南は九州・鹿児島から、北は青森まで生息が確認されています。
そして、無事に成虫してホタルになっても、その後に飛び回れるのは僅か10日ほどです。
そのように多種多様なホタルの中で、ゲンジボタルは日本固有種です。
ただ、最近ではゲンジボタルが2種に「分化」しつつあると考えられています。
染色体の数が、東日本生息域と西日本生息域のゲンジボタルで「違い」が見られるようになり、交接器(交尾の為の器官)の形状も変化して来ている報告もあり、もしかしたら、同じゲンジボタルであるにも関わらず、2種間の「交配」も既に出来なくなっているのではと考えられています。
【 フォッサマグナが分岐点!? 】
ゲンジボタルも光を放ちます。
その光の「点滅間隔」は、東日本では「2秒」間隔、西日本では「4秒」間隔と言われて来ました。
そこで、2020年に遺伝子解析をした所、東日本と西日本で大きく「2つのグループ」に分かれた事が判明します。
そして、分かれた時期が、日本列島が出来つつある時期と重なっていた事も判明します。
約600万年前の日本列島は、幾つもの島々に分かれていました。
その中の一つの島に生息していたゲンジボタルが、地殻変動で島が分裂し2つのグループに分かれ、それぞれ別の島で生息し続けて来ました。
そして、その後に「再び」島同士が繋がり始め、日本列島が形成されました。
この時に繋がった境目が「フォッサマグナ(日本列島の真ん中にある地質学的な溝)」と呼ばれ、このフォッサマグナを境目として、2秒間隔と4秒間隔に分かれたと考えられていました。

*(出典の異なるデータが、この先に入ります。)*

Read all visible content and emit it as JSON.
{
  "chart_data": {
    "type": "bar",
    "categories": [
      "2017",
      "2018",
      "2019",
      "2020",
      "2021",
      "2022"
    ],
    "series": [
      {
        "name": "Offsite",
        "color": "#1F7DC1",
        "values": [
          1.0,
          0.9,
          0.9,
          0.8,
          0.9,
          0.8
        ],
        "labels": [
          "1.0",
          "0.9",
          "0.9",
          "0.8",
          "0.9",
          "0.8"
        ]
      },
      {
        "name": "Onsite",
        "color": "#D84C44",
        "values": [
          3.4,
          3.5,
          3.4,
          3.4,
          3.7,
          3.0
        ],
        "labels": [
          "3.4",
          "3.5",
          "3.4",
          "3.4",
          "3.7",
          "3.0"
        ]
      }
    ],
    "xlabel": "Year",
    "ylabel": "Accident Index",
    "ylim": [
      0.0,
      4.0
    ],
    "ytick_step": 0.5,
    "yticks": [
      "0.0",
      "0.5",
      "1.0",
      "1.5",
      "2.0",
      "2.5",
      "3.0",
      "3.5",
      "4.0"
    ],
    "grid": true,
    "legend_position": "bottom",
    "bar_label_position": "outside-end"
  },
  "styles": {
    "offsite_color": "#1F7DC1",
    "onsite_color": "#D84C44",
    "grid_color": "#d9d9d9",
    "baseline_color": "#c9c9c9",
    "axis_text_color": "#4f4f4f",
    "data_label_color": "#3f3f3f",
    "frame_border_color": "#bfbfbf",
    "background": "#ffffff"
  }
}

しかし、最近の調査では、フォッサマグナのある関東地域では、2秒間隔と4秒間隔が同じ数ほど生息(混在)している事が判明します。
更に、「3秒」間隔のホタルも続々と発見され、現在の結果としては、2秒間隔も3秒間隔も4秒間隔も、全国的に生息している事が判明しました。
環境などの要因も含め、色々な理由が考えられていますが、例えば、「現在」では全国的にゲンジボタルの幼虫を川に放流するイベントが行われています。
つまり、東日本で育った幼虫を、西日本で放流するなどが行われているという事です。
また、「過去」の江戸時代の参勤交代では、自分の藩(領地)に生息するホタルを将軍に見せる「献上ボタル」という風習もあった事で、人の手によってホタルの生息域が拡大し、それが現在に「引き継がれている」とも考えられています。
ちなみに、長崎の五島列島では、2020年に「1秒」間隔のゲンジボタルが発見されました。
同じく遺伝子解析をした所、五島列島だけに生息する新しいで種である事が判明しました。
そして、五島列島も約100万年前に九州から分離し、島になりました。